Pertama, Merusak tanaman pertanian dan perkebunan
Pada musim hujan, para petani juga memanfaatkan lahan-lahan miliknya dengan menanam cabe, pepaya, tomat, kacang panjang, terong, maupun aneka tanaman sayur-mayur lainnya. Tanaman-tanaman ini sebenarnya bisa menambah penghasilan para petani karena bisa dijual ke pasar. Setidaknya mengurangi pengeluaran. Itu bisa berkelanjutan hingga musim hujan berikutnya seandainya tidak ada gangguan.
Bahkan ada juga yang menanami dengan pohon buah-buahan seperti mangga, nangka dan sawo.
Tetapi saat musim kemarau, tanaman-tanan tersebut menjadi santapan sapi-sapi yang dilepasliarkan itu. Realita ini tentu saja merugikan petani. Petani hanya bisa mengelus dada melihat tanaman-tanamannya habis jadi santapan sapi yang dilepas liar.
Kedua, Membahayakan bagi Keselamatan Berlalu Lintas
Sapi-sapi yang dilepas secara liar kerap kali melintasi dan tiba-tiba menyeberangi jalan raya maupun di jalan-jalan desa yang dilalui kendaraan bermotor. Kasus kecelakaan lalu lintas akibat sapi tiba-tiba menyeberang jalan sudah sering kali terjadi di Kabupaten Dompu. Apalagi di malam hari saat gelap para pengguna jalan harus ekstra hati-hati.
Ketiga, Merugikan Peternak Sendiri
Pelepasan ternak secara liar merugikan peternak sendiri. Kejadian sebagaimana disebutkan di atas sering terjadi. Ternak yang dilepas mati akibat melahirkan tanpa diketahui pemiliknya. Bisa juga karena keracunan atau karena penyakit yang tidak sempat ditangani oleh pemiliknya.

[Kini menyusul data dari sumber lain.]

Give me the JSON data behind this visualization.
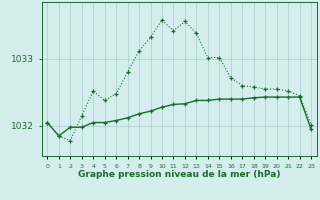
{
  "xlabel": "Graphe pression niveau de la mer (hPa)",
  "bg_color": "#d4eeee",
  "grid_color": "#aacccc",
  "line_color": "#1a6b2a",
  "tick_color": "#1a6b2a",
  "spine_color": "#1a6b2a",
  "x_values": [
    0,
    1,
    2,
    3,
    4,
    5,
    6,
    7,
    8,
    9,
    10,
    11,
    12,
    13,
    14,
    15,
    16,
    17,
    18,
    19,
    20,
    21,
    22,
    23
  ],
  "series1": [
    1032.05,
    1031.85,
    1031.78,
    1032.15,
    1032.52,
    1032.38,
    1032.48,
    1032.8,
    1033.12,
    1033.32,
    1033.58,
    1033.42,
    1033.56,
    1033.38,
    1033.02,
    1033.02,
    1032.72,
    1032.6,
    1032.58,
    1032.55,
    1032.55,
    1032.52,
    1032.45,
    1032.02
  ],
  "series2": [
    1032.05,
    1031.85,
    1031.98,
    1031.98,
    1032.05,
    1032.05,
    1032.08,
    1032.12,
    1032.18,
    1032.22,
    1032.28,
    1032.32,
    1032.33,
    1032.38,
    1032.38,
    1032.4,
    1032.4,
    1032.4,
    1032.42,
    1032.43,
    1032.43,
    1032.43,
    1032.43,
    1031.95
  ],
  "yticks": [
    1032,
    1033
  ],
  "ylim": [
    1031.55,
    1033.85
  ],
  "xlim": [
    -0.5,
    23.5
  ]
}
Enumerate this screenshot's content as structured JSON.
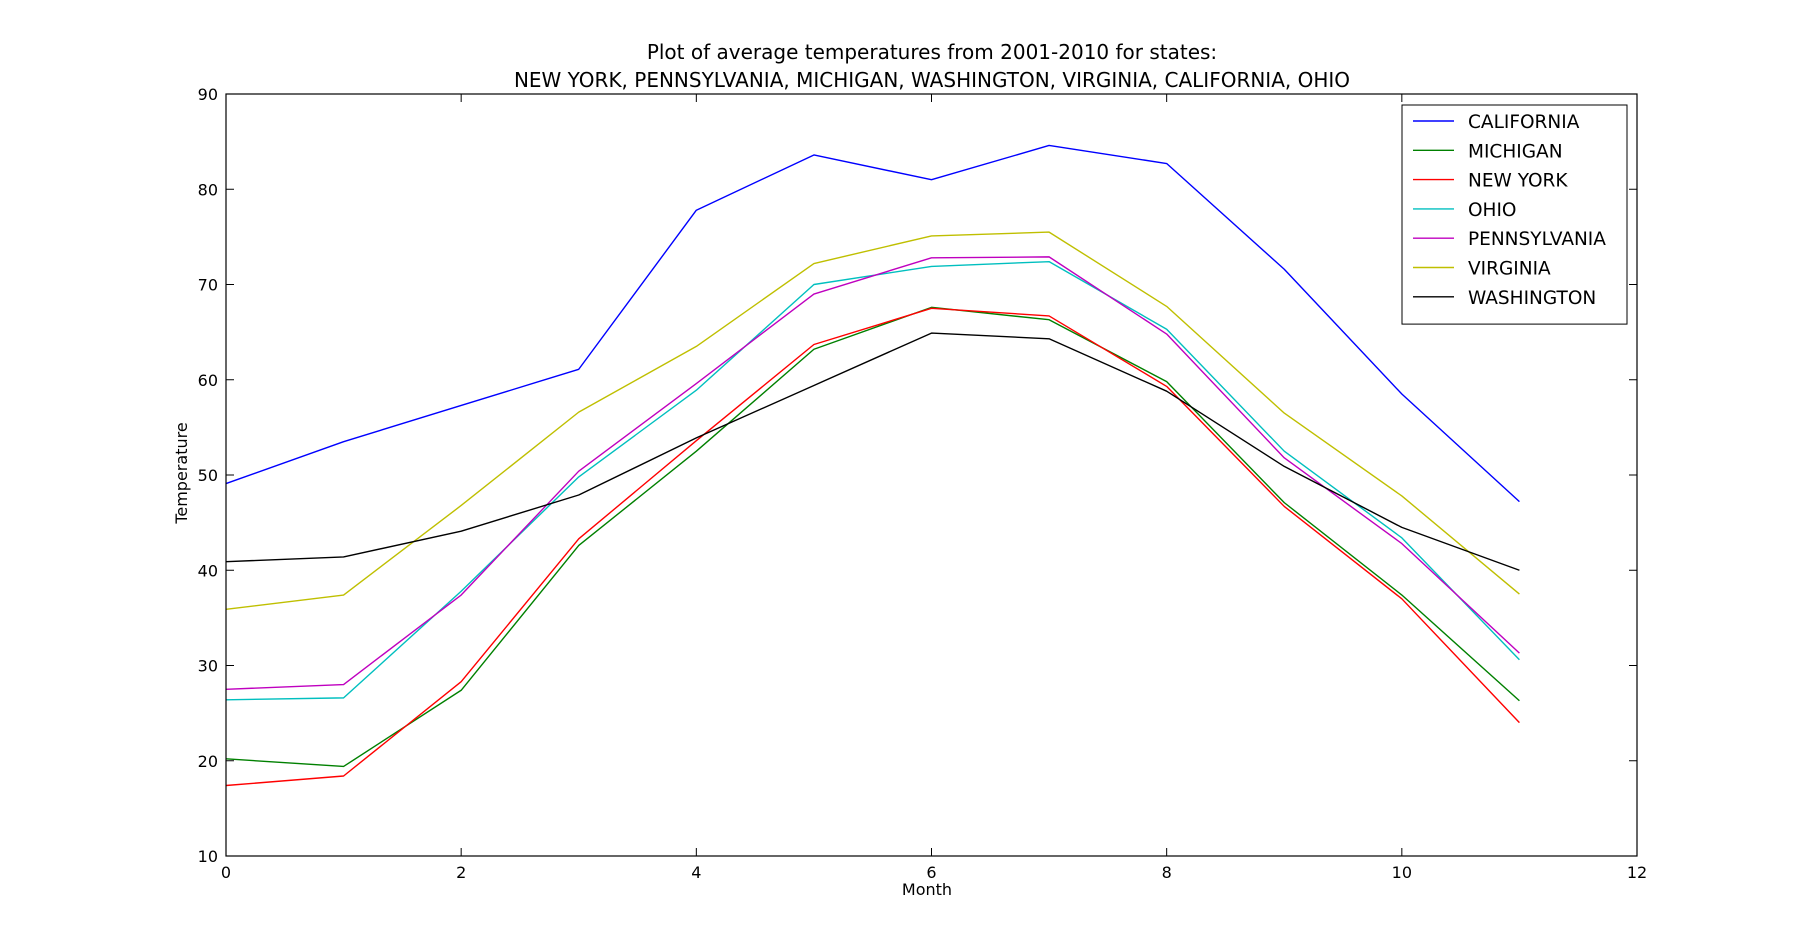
{
  "chart_data": {
    "type": "line",
    "title_line1": "Plot of average temperatures from 2001-2010 for states:",
    "title_line2": "NEW YORK, PENNSYLVANIA, MICHIGAN, WASHINGTON, VIRGINIA, CALIFORNIA, OHIO",
    "xlabel": "Month",
    "ylabel": "Temperature",
    "xlim": [
      0,
      12
    ],
    "ylim": [
      10,
      90
    ],
    "xticks": [
      0,
      2,
      4,
      6,
      8,
      10,
      12
    ],
    "yticks": [
      10,
      20,
      30,
      40,
      50,
      60,
      70,
      80,
      90
    ],
    "grid": false,
    "legend_position": "top-right",
    "x": [
      0,
      1,
      2,
      3,
      4,
      5,
      6,
      7,
      8,
      9,
      10,
      11
    ],
    "series": [
      {
        "name": "CALIFORNIA",
        "color": "#0000ff",
        "values": [
          49.1,
          53.5,
          57.3,
          61.1,
          77.8,
          83.6,
          81.0,
          84.6,
          82.7,
          71.6,
          58.5,
          47.2
        ]
      },
      {
        "name": "MICHIGAN",
        "color": "#008000",
        "values": [
          20.2,
          19.4,
          27.4,
          42.6,
          52.5,
          63.2,
          67.6,
          66.3,
          59.8,
          47.1,
          37.4,
          26.3
        ]
      },
      {
        "name": "NEW YORK",
        "color": "#ff0000",
        "values": [
          17.4,
          18.4,
          28.3,
          43.3,
          53.6,
          63.7,
          67.5,
          66.7,
          59.3,
          46.7,
          37.0,
          24.0
        ]
      },
      {
        "name": "OHIO",
        "color": "#00bfbf",
        "values": [
          26.4,
          26.6,
          37.8,
          49.8,
          58.9,
          70.0,
          71.9,
          72.4,
          65.3,
          52.5,
          43.4,
          30.6
        ]
      },
      {
        "name": "PENNSYLVANIA",
        "color": "#bf00bf",
        "values": [
          27.5,
          28.0,
          37.4,
          50.4,
          59.6,
          69.0,
          72.8,
          72.9,
          64.8,
          51.8,
          42.8,
          31.3
        ]
      },
      {
        "name": "VIRGINIA",
        "color": "#bfbf00",
        "values": [
          35.9,
          37.4,
          46.8,
          56.6,
          63.5,
          72.2,
          75.1,
          75.5,
          67.7,
          56.5,
          47.8,
          37.5
        ]
      },
      {
        "name": "WASHINGTON",
        "color": "#000000",
        "values": [
          40.9,
          41.4,
          44.1,
          47.9,
          53.9,
          59.4,
          64.9,
          64.3,
          58.8,
          50.9,
          44.5,
          40.0
        ]
      }
    ]
  }
}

Sapi hilang karena kecurian juga sering terjadi. Hal ini jelas merugikan bagi pemilik ternak.
Keempat, Merusak Program Pelestarian Alam
Program reboisasi dan penghijauan di Kabupaten Dompu dalam upaya pelestarian alam sejak 10 tahun terakhir ini sudah banyak menghabiskan anggaran negara. Tetapi anggaran negara tersia-siakan begitu saja. Fakta membuktikan tingkat keberhasilannya sangat rendah kalau tidak mau disebut gagal total.
Mengapa hal itu bisa terjadi ?
Penulis mencermatinya karena beberapa faktor. Bisa karena faktor alam, faktor kelalaian manusia dan faktor pengrusakan oleh hewan ternak lepas liar. Di puncak musim kemarau, ternak yang dilepasliarkan semakin kesulitan mendapatkan makanan. Kulit-kulit tanaman muda seperti jati, gamelina, dan mahoni akhirnya jadi sasaran santapan. Apalagi jenis tanaman seperti mangga, nangka, klengkeng, atau sawo dan rambutan langsung disantap bersama daun dan batang-batangnya.
Melihat plus minus di atas, menurut hemat penulis, Pemkab Dompu melalui dinas terkait harus melakukan langkah yang lebih modern dalam pengembangan ternak sapi ini. Masyarakat harus diedukasi untuk melakukan pengembangan peternakan dengan sistem perkandangan. Sistem perkandangan jauh lebih menguntungkan, efektif dan efisien dibandingkan dengan pelepasan liar. Apalagi sumber pakan dari limbah pertanian sangat berlimpah ruah dan selama ini terbuang begitu saja tanpa dimanfaatkan. Semoga bermanfaat!.